So I’m listening to the radio, some oldies crap that my stupid mother can’t seem to get enough of. Yeah, fine, I’m still living at home. You think it’s easy getting a job with a lousy high school degree? Anyway, I hear this car drive up, and I think, “Oh, God, no…”
I go out on the porch, and the screen door slams, which is, like, so annoying. And my dress gets kind of caught in it, and I stumble just as I see him, and he’s all, “Like a vision she dances across the porch!” Uh, sarcastic much?
Of course he starts showing off right away by identifying the song on the radio, how it’s all about loneliness, and, of course, all about him, the narcissist. “Hey that’s me, and I want you only,” he says. Yeah, sure. Like I haven’t heard how he’s fooling around with that tramp Rosalita.
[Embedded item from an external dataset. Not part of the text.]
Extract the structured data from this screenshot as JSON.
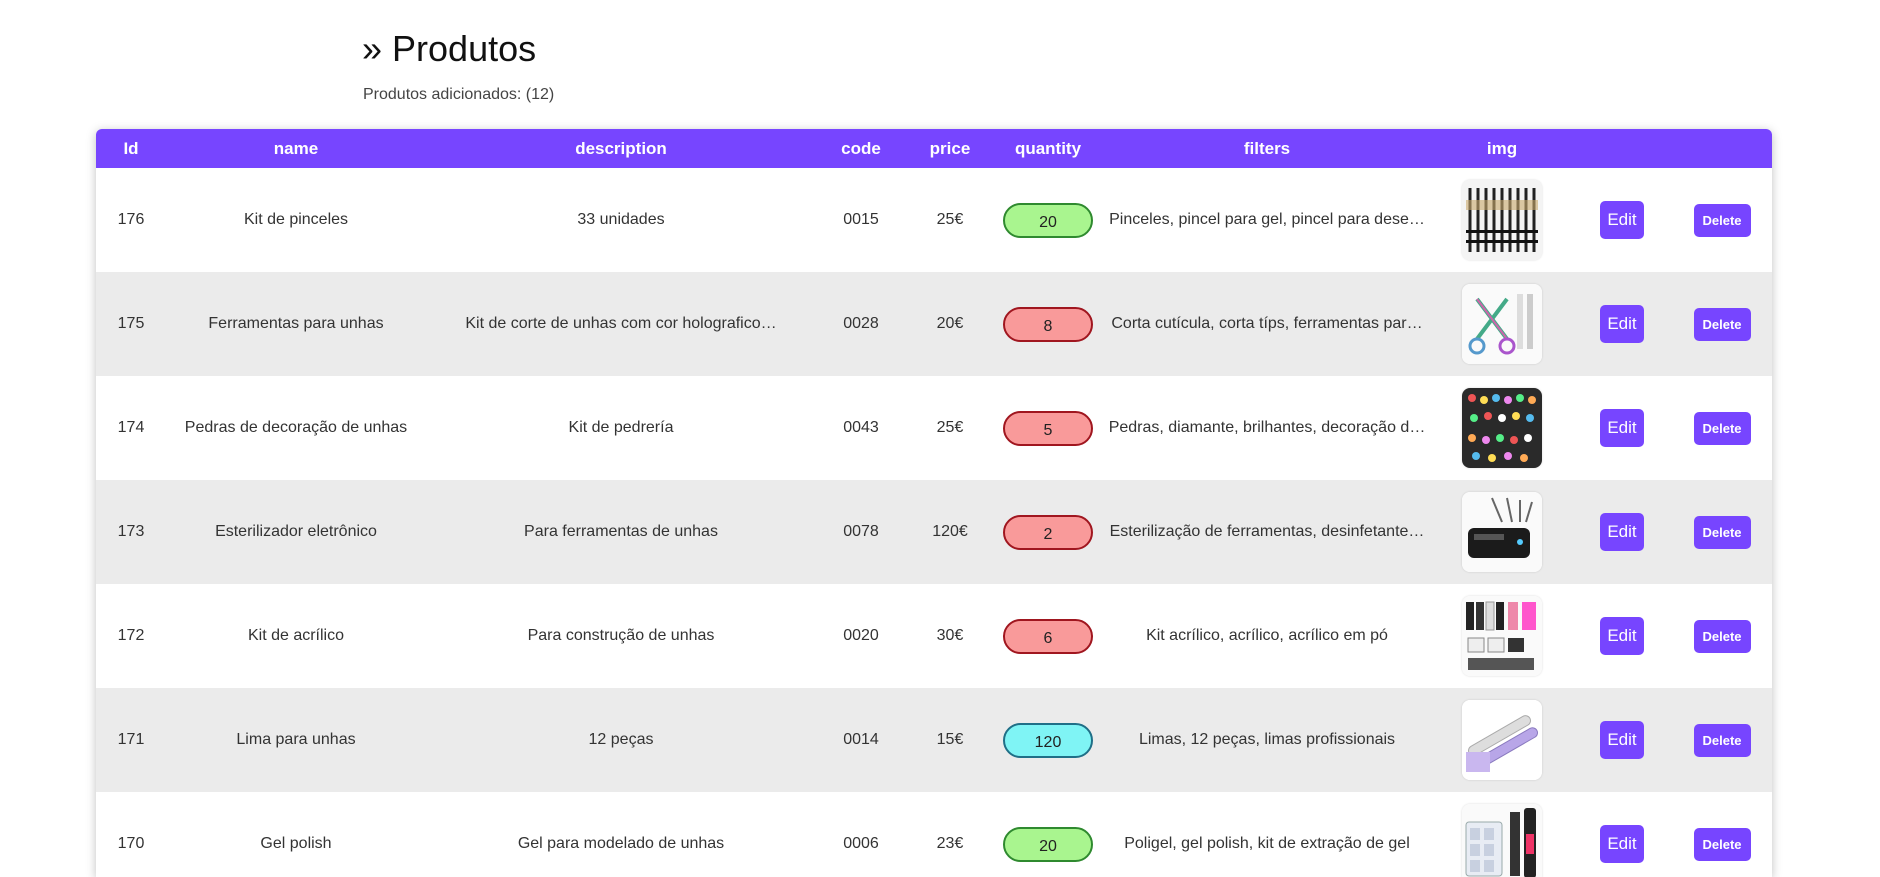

“Go home,” I say, and he starts whining, “I just can’t face myself alone again.” Please… I turn to go. “Don’t run back inside,” he says. “Darling, you know just what I’m here for.” Uh, yeah. Keep it in your pants, James Dean.
Next thing I know, he starts cutting me down, telling me I’m scared and that I ain’t that young anymore! I’m 22! My acting career is going to take off any day now. Shut up, it is! I’m about to tell him to kiss my ass when he comes out with this: “You ain’t a beauty, but, hey, you’re alright!”
EXCUSE ME???
“Alright”?!?
You call me scared, old, and ugly, and you stand there leering like you expect me to spontaneously rip my shirt off? Like you’re God’s gift? We did it that one time at Asbury Park! I was drunk. I don’t even remember, except he was all boo-hoo about some “Sandy” chick.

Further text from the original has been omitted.